The problem is that Terms of Service agreements are generally written by lawyers, and the job of a lawyer writing a contract is to reduce or eliminate the chances that the client will be sued. So when a company is allowed to write its own ToS agreement without any negotiation with an actual customer, the lawyer will cover every base possible and write it so the customer agrees to everything that might possibly happen whether or not the company plans to operate that way.
(I can just imagine a lawyer at a conference table advising his client, "Of course you don't intend to kill your customers' puppies. But hypothetically speaking, some day a customer's puppy might die because of some mistake the company made, and the customer could claim that you meant to do it, or even enjoyed it. Juries love puppies, so we should head this off and just put in the contract that the customer gives us permission to maliciously and gleefully murder his puppy.")
When a crisis comes up it's tempting for a company to think it's OK to actually do the things it wrote into the terms of service. If leaving passengers stuck in Mexico gets your airline out of an expensive pickle and you're legally allowed to do it, it's hard to say no. If you can interpret your customer contract in a way that avoids years of litigation around millions of fraudulent accounts, the temptation will be extreme. But of course this will only make things worse, because at the end of the day meeting your customers' expectations (to say nothing of regulators' and lawmakers' expectations) is far more important than merely staying within the bounds of what's legally required.
The solution is both obvious and very difficult in the real world: Write terms of service agreements according to how you intend to treat customers, not according to what will minimize legal risk in every possible situation. If you don't give yourself the contractual right to abandon customers in Mexico, you're much less likely to actually do it when the crunch happens.
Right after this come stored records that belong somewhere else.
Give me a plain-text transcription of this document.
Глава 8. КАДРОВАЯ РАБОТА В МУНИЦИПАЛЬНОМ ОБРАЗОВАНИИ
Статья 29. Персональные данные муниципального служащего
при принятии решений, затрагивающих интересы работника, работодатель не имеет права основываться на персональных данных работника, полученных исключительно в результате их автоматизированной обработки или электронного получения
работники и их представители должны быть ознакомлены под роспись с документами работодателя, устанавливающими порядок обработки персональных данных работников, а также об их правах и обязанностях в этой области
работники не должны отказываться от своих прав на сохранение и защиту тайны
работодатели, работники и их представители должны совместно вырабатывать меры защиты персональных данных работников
This requires having someone to advocate on behalf of customers, someone to ask the lawyers, "If you don't intend to kill my puppy, why give yourself the right to do it?" With the recent Facebook data leaks and the new GDPR regulations in Europe, there's been more of a spotlight on how long, unreadable, and egregious many of these contracts really are. So maybe we're in a moment when consumer contracts can be rewritten to reflect the customer experience companies intend to provide, rather than giving them legal cover for almost any sort of misbehavior.